You need a will to keep a judge from deciding who will have guardianship of your minor children. You have the power, through your will, to decide who you think will provide for and give your children the best care. Without a will, a judge may appoint someone you would have considered totally unsuitable.
You need a will so that your assets will be distributed to family, friends, and charities as you would have wanted them to be divided. Personal items will be given out as you would have wished and charities that you supported in life can continue to be supported after you are gone. Having a will can give you power over how your estate will be divided and will keep the government from getting your assets, if there are no relatives.
A will can give you peace of mind by knowing your spouse will have sufficient support after your death. Leaving a will can ensure your spouse will have enough support to get by without undue hardship and will prevent leaving children with assets that they may not be mature enough to control. Without a will, assets will be divided, according to state laws, between a widow(er) and the children.
Some states do not recognize domestic partnerships. Having a will can provide for your same-sex or live-in partner. It can ensure that they receive assets you wanted them to have that were not already jointly owned. You can keep asset distribution out of the state’s hands and ensure your partner will have enough money and assets after you are gone.

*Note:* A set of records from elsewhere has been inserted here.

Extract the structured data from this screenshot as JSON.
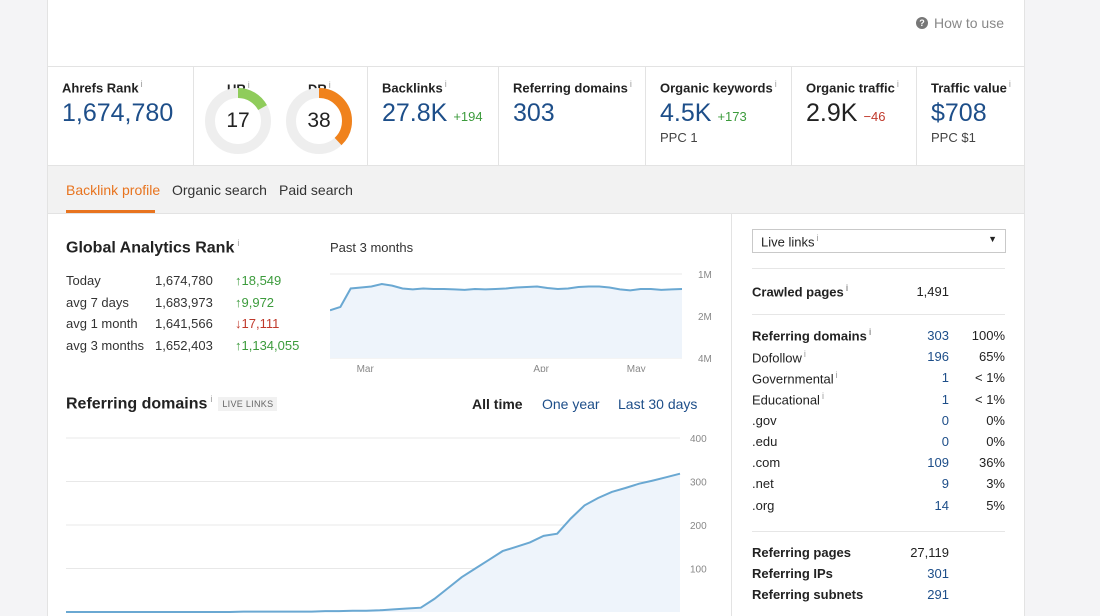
{
  "header": {
    "how_to_use": "How to use",
    "help_icon": "?"
  },
  "metrics": {
    "ahrefs_rank": {
      "label": "Ahrefs Rank",
      "info": "i",
      "value": "1,674,780"
    },
    "ur": {
      "label": "UR",
      "info": "i",
      "value": "17",
      "level": 17
    },
    "dr": {
      "label": "DR",
      "info": "i",
      "value": "38",
      "level": 38
    },
    "backlinks": {
      "label": "Backlinks",
      "info": "i",
      "value": "27.8K",
      "delta": "+194"
    },
    "referring_domains": {
      "label": "Referring domains",
      "info": "i",
      "value": "303"
    },
    "organic_keywords": {
      "label": "Organic keywords",
      "info": "i",
      "value": "4.5K",
      "delta": "+173",
      "sub": "PPC 1"
    },
    "organic_traffic": {
      "label": "Organic traffic",
      "info": "i",
      "value": "2.9K",
      "delta": "−46"
    },
    "traffic_value": {
      "label": "Traffic value",
      "info": "i",
      "value": "$708",
      "sub": "PPC $1"
    }
  },
  "tabs": [
    "Backlink profile",
    "Organic search",
    "Paid search"
  ],
  "global_rank": {
    "title": "Global Analytics Rank",
    "info": "i",
    "period": "Past 3 months",
    "rows": [
      {
        "label": "Today",
        "value": "1,674,780",
        "change": "↑18,549",
        "dir": "up"
      },
      {
        "label": "avg 7 days",
        "value": "1,683,973",
        "change": "↑9,972",
        "dir": "up"
      },
      {
        "label": "avg 1 month",
        "value": "1,641,566",
        "change": "↓17,111",
        "dir": "down"
      },
      {
        "label": "avg 3 months",
        "value": "1,652,403",
        "change": "↑1,134,055",
        "dir": "up"
      }
    ]
  },
  "referring_domains_section": {
    "title": "Referring domains",
    "info": "i",
    "tag": "LIVE LINKS",
    "ranges": [
      "All time",
      "One year",
      "Last 30 days"
    ],
    "active_range": "All time"
  },
  "sidebar": {
    "select": {
      "value": "Live links",
      "info": "i"
    },
    "crawled": {
      "label": "Crawled pages",
      "info": "i",
      "value": "1,491"
    },
    "domains": [
      {
        "label": "Referring domains",
        "info": "i",
        "value": "303",
        "pct": "100%",
        "bold": true
      },
      {
        "label": "Dofollow",
        "info": "i",
        "value": "196",
        "pct": "65%"
      },
      {
        "label": "Governmental",
        "info": "i",
        "value": "1",
        "pct": "< 1%"
      },
      {
        "label": "Educational",
        "info": "i",
        "value": "1",
        "pct": "< 1%"
      },
      {
        "label": ".gov",
        "info": "",
        "value": "0",
        "pct": "0%"
      },
      {
        "label": ".edu",
        "info": "",
        "value": "0",
        "pct": "0%"
      },
      {
        "label": ".com",
        "info": "",
        "value": "109",
        "pct": "36%"
      },
      {
        "label": ".net",
        "info": "",
        "value": "9",
        "pct": "3%"
      },
      {
        "label": ".org",
        "info": "",
        "value": "14",
        "pct": "5%"
      }
    ],
    "bottom": [
      {
        "label": "Referring pages",
        "value": "27,119",
        "linked": false
      },
      {
        "label": "Referring IPs",
        "value": "301",
        "linked": true
      },
      {
        "label": "Referring subnets",
        "value": "291",
        "linked": true
      }
    ]
  },
  "chart_data": [
    {
      "type": "area",
      "title": "Past 3 months",
      "x_ticks": [
        "Mar",
        "Apr",
        "May"
      ],
      "y_ticks": [
        "1M",
        "2M",
        "4M"
      ],
      "scale": "log",
      "ylim": [
        1000000,
        4000000
      ],
      "grid": true,
      "series": [
        {
          "values": [
            1820000,
            1720000,
            1270000,
            1250000,
            1230000,
            1180000,
            1210000,
            1270000,
            1290000,
            1270000,
            1280000,
            1280000,
            1290000,
            1300000,
            1280000,
            1290000,
            1280000,
            1270000,
            1250000,
            1240000,
            1230000,
            1260000,
            1280000,
            1270000,
            1240000,
            1230000,
            1230000,
            1250000,
            1290000,
            1310000,
            1280000,
            1280000,
            1300000,
            1290000,
            1280000
          ]
        }
      ]
    },
    {
      "type": "area",
      "title": "Referring domains",
      "y_ticks": [
        "100",
        "200",
        "300",
        "400"
      ],
      "ylim": [
        0,
        400
      ],
      "grid": true,
      "series": [
        {
          "values": [
            0,
            0,
            0,
            0,
            0,
            0,
            0,
            0,
            0,
            0,
            0,
            0,
            0,
            1,
            1,
            1,
            1,
            1,
            1,
            2,
            2,
            3,
            3,
            4,
            6,
            8,
            10,
            30,
            55,
            80,
            100,
            120,
            140,
            150,
            160,
            175,
            180,
            215,
            245,
            262,
            276,
            285,
            295,
            302,
            310,
            318
          ]
        }
      ]
    }
  ],
  "colors": {
    "accent": "#e8741f",
    "link": "#1d4e89",
    "line": "#6aa8d2",
    "fill": "#eef4fb",
    "ur_gauge": "#8fcc5b",
    "dr_gauge": "#f0821c"
  }
}
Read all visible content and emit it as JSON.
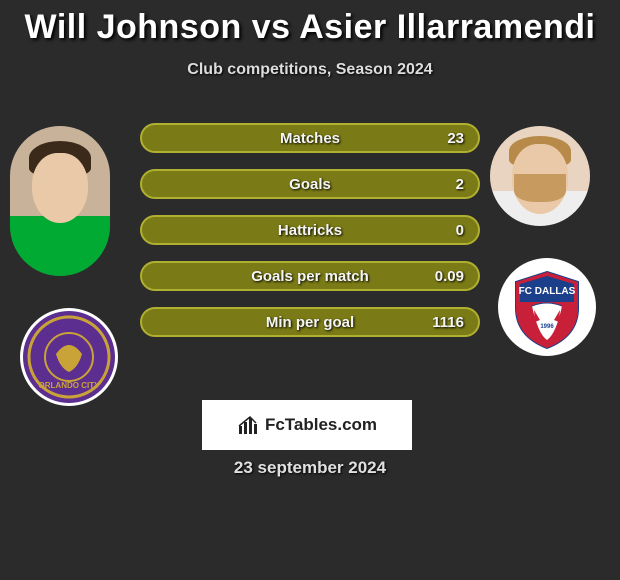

If you have assets worth over $1 million, a well-planned will can make provisions in it to reduce the value of the estate so that there are less tax consequences. Estate taxes can take a big chunk of money from your estate, if it is valued at over $1 million. Estate planning will stop the government from taking tax money you would not have wanted it to have.
A will can guarantee that your beloved pets will be taken care of for the remainder of their lives. You can appoint an agent in your will to ensure that your pet is fed well and has sufficient exercise and veterinary care. A trust set up in your will is the best way to make certain your pet is cared for after you are gone.
Having a will can prevent disputes among your heirs. There may not be a greed factor among your heirs but, in many families, greed has proven to be a problem. It is recommended that you have a lawyer prepare your will to make sure you do not forget anyone or anything that you want to include in it. This will save time, money, and effort for the person or persons you have appointed in your will to distribute your estate.